José García Domínguez

Si algo no se puede discutir, por evidente, es que el resultado final de esas primarias nacionales, las que se van a celebrar en Madrid el cuatro de mayo, es mucho, muchísimo más incierto ahora que justo un minuto antes de que Angels Barceló diese inicio al efímero debate de la Cadena Ser, el mismo en torno al cual sigue girando de modo exclusivo la campaña a estas horas. Y ello porque, en el fondo, la gran cuestión que nos ocupa no deja de constituir un asunto bien simple, a saber: si la participación alcanza el 75%, gobernará la izquierda; por el contrario, cuanto más lejos quedase del 75%, más probabilidades tendría Ayuso de formar un gobierno en solitario. A partir de esa premisa mayor, que más que una premisa es un axioma, procedería dictaminar quién acertó con la estrategia de comunicación en los estudios de Prisa. A la derecha, o al menos al PP, le convenía dormir el partido, pero Iglesias ha conseguido dinamitar la campaña en el minuto cero. No se puede negar que de lo suyo, de lo genuinamente suyo, que es el agit prop, entiende. 

Pero yo venía aquí a hablar de otra cosa, de la influencia del CIS en los resultados de las elecciones. Asunto, el de la eventual capacidad de ese organismo estatal para condicionar la actitud ante las urnas de una parte del electorado, que no remite a una mera conjetura teórica, sino que, por el contrario, los politólogos ya disponen de suficientes evidencias probatorias al respecto.

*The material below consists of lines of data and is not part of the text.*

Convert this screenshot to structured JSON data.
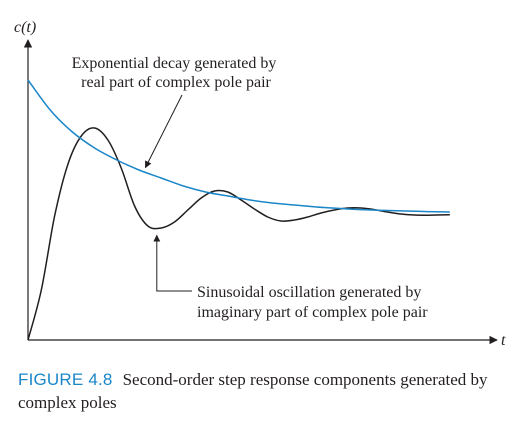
{
  "chart_data": {
    "type": "line",
    "title": "",
    "ylabel": "c(t)",
    "xlabel": "t",
    "grid": false,
    "legend": "none",
    "xlim": [
      0,
      10
    ],
    "ylim": [
      0,
      1.4
    ],
    "series": [
      {
        "key": "envelope",
        "color": "#1a86c8",
        "points": [
          [
            0,
            1.3
          ],
          [
            0.5,
            1.15
          ],
          [
            1,
            1.04
          ],
          [
            1.5,
            0.96
          ],
          [
            2,
            0.9
          ],
          [
            2.5,
            0.85
          ],
          [
            3,
            0.81
          ],
          [
            3.5,
            0.77
          ],
          [
            4,
            0.74
          ],
          [
            4.5,
            0.72
          ],
          [
            5,
            0.7
          ],
          [
            5.5,
            0.685
          ],
          [
            6,
            0.675
          ],
          [
            6.5,
            0.665
          ],
          [
            7,
            0.658
          ],
          [
            7.5,
            0.652
          ],
          [
            8,
            0.648
          ],
          [
            8.5,
            0.645
          ],
          [
            9,
            0.642
          ],
          [
            9.5,
            0.64
          ]
        ]
      },
      {
        "key": "response",
        "color": "#231f20",
        "points": [
          [
            0,
            0
          ],
          [
            0.3,
            0.25
          ],
          [
            0.6,
            0.62
          ],
          [
            0.9,
            0.88
          ],
          [
            1.2,
            1.02
          ],
          [
            1.5,
            1.06
          ],
          [
            1.8,
            1.0
          ],
          [
            2.1,
            0.86
          ],
          [
            2.4,
            0.67
          ],
          [
            2.7,
            0.57
          ],
          [
            3.0,
            0.56
          ],
          [
            3.3,
            0.59
          ],
          [
            3.6,
            0.65
          ],
          [
            3.9,
            0.71
          ],
          [
            4.2,
            0.745
          ],
          [
            4.5,
            0.74
          ],
          [
            4.8,
            0.7
          ],
          [
            5.1,
            0.655
          ],
          [
            5.4,
            0.615
          ],
          [
            5.7,
            0.595
          ],
          [
            6.0,
            0.6
          ],
          [
            6.3,
            0.615
          ],
          [
            6.6,
            0.635
          ],
          [
            6.9,
            0.65
          ],
          [
            7.2,
            0.66
          ],
          [
            7.5,
            0.66
          ],
          [
            7.8,
            0.652
          ],
          [
            8.1,
            0.64
          ],
          [
            8.4,
            0.63
          ],
          [
            8.7,
            0.625
          ],
          [
            9.0,
            0.624
          ],
          [
            9.5,
            0.626
          ]
        ]
      }
    ],
    "annotations": [
      {
        "key": "decay_note",
        "lines": [
          "Exponential decay generated by",
          "real part of complex pole pair"
        ],
        "points_to_series": "envelope",
        "at_x": 2.6
      },
      {
        "key": "oscillation_note",
        "lines": [
          "Sinusoidal oscillation generated by",
          "imaginary part of complex pole pair"
        ],
        "points_to_series": "response",
        "at_x": 2.9
      }
    ]
  },
  "caption": {
    "figure_label": "FIGURE 4.8",
    "text": "Second-order step response components generated by complex poles"
  },
  "colors": {
    "accent": "#1a86c8",
    "ink": "#231f20"
  }
}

Así, la Universidad de Cambridge publicó hace poco un estudio de dos investigadores españoles, Pablo Brugarolas y Luis Miller, donde se acredita con datos empíricos que el CIS, y merced al enorme revuelo mediático que siempre provocan sus barómetros, obró por sí solo la hazaña de revertir, y de modo significativo, la tendencia a la baja en la participación cuando los comicios del 28 de abril de  2019, los que ganó Sánchez. En concreto, en ese documento científico de Cambridge se llega a la conclusión de que el efecto agregado de la encuesta del CIS más el ruido periodístico inmediatamente posterior a su publicación provocó un incremento de la participación final en los comicios estimada en un 5%, porcentaje decisivo a la postre. Y eso sin un Iglesias haciendo saltar el tablero por los aires.